In parenting, this can be expressing what I call a Loving Limit – saying a clear NO to a child hitting or hurting another, with the most minimal action to prevent more of the behaviour happening, and saying a clear yes to the feelings that are underlying the behaviour, and being willing to lovingly listen to those feelings. This is what stops violence without using violence, by addressing the root cause of the aggression in the first place.
The Neo No is a deeply embodied experience. In the Marion Method work, it involves deepening our relationship with our Love and Will, so that we feel deeply connected with our innate power – there’s a vertical sense of connection with the earth and the sky. When we stand in a clear, “I am NOT WILLING for that,” we stand in tremendous true power, which is very different from violence, aggression and hate.
I believe that we are being invited to return to the balance of Love and Will – like the yin/yang, where neither dominates, but each turn around the other and have the spark of the opposite in them.
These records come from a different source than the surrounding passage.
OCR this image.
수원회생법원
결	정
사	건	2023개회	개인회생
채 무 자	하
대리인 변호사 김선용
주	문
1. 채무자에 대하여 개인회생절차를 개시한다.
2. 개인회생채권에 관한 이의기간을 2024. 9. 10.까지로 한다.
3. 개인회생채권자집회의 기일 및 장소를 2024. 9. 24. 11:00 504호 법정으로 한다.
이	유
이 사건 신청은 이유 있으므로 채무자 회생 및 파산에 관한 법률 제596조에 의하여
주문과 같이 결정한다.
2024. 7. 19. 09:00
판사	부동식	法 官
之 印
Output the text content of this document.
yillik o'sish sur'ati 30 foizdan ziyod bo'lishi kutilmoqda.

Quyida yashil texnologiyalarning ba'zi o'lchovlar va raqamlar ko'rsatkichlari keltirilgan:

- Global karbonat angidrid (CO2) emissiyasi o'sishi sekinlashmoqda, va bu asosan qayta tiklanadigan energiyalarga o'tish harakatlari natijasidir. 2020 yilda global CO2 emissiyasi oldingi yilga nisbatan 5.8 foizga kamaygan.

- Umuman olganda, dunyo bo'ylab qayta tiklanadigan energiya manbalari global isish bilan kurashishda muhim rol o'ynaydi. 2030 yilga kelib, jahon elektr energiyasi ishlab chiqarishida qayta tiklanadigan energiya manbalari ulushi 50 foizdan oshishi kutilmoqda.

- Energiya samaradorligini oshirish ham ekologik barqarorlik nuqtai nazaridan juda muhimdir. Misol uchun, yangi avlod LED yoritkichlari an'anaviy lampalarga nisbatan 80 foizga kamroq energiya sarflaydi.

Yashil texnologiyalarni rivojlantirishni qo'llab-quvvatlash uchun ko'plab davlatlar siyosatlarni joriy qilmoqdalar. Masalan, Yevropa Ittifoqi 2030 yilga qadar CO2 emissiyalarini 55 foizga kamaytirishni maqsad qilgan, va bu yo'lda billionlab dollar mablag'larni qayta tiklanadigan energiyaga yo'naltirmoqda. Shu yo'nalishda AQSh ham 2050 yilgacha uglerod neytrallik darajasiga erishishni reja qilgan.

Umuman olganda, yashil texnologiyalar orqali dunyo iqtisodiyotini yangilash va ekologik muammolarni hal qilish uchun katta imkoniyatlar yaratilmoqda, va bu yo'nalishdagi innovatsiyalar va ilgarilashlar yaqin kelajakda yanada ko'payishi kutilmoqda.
Honouring both love and will, and seeing the beauty of both of them, makes a profound difference to our lives and particularly our relationships.
In these powerful times, you might notice where your Will-Needs or Will-Feelings are more present, for example, if you feel outraged, powerless or frustrated around lockdown or being required to wear a mask, because you deeply value autonomy and agency or remember times from the past when those needs weren’t met. If that’s the case, can you offer or receive love for those Will-Needs and related feelings? Can you listen to the painful feelings of outrage, powerlessness or frustration? Can you be loving towards the younger parts who remember being silenced, being told what to do, and not having any choice and listen to those feelings? The more we can bring loving compassion to this, the more we can find ways to meet our Will-Needs with Love in the here and now in ways that aren’t blaming or aggressive or violent.
What about where your Love-Needs and Love-Feelings are more present, for example, if you are longing to connect more with family or friends or wishing all people would wear masks to protect others, or feeling grief and sadness in response to all the loss that has happened. Can you offer loving compassion to those Love-Needs and Love-Hurts? Can you listen to the painful feelings of grief and sadness and fear? Can you be loving towards the younger parts whose needs for closeness, protection and care weren’t met? The more we can bring loving compassion to this, the more we can find ways to meet our Love-Needs and also engage our Will to clearly state what we are willing for and not willing for, which can help reduce fear.
Do you notice when you are more in the Love axis and more in the Will axis? Do you notice when you see others standing in a very different place? How do you feel? What action might you like to take as a result of reading this?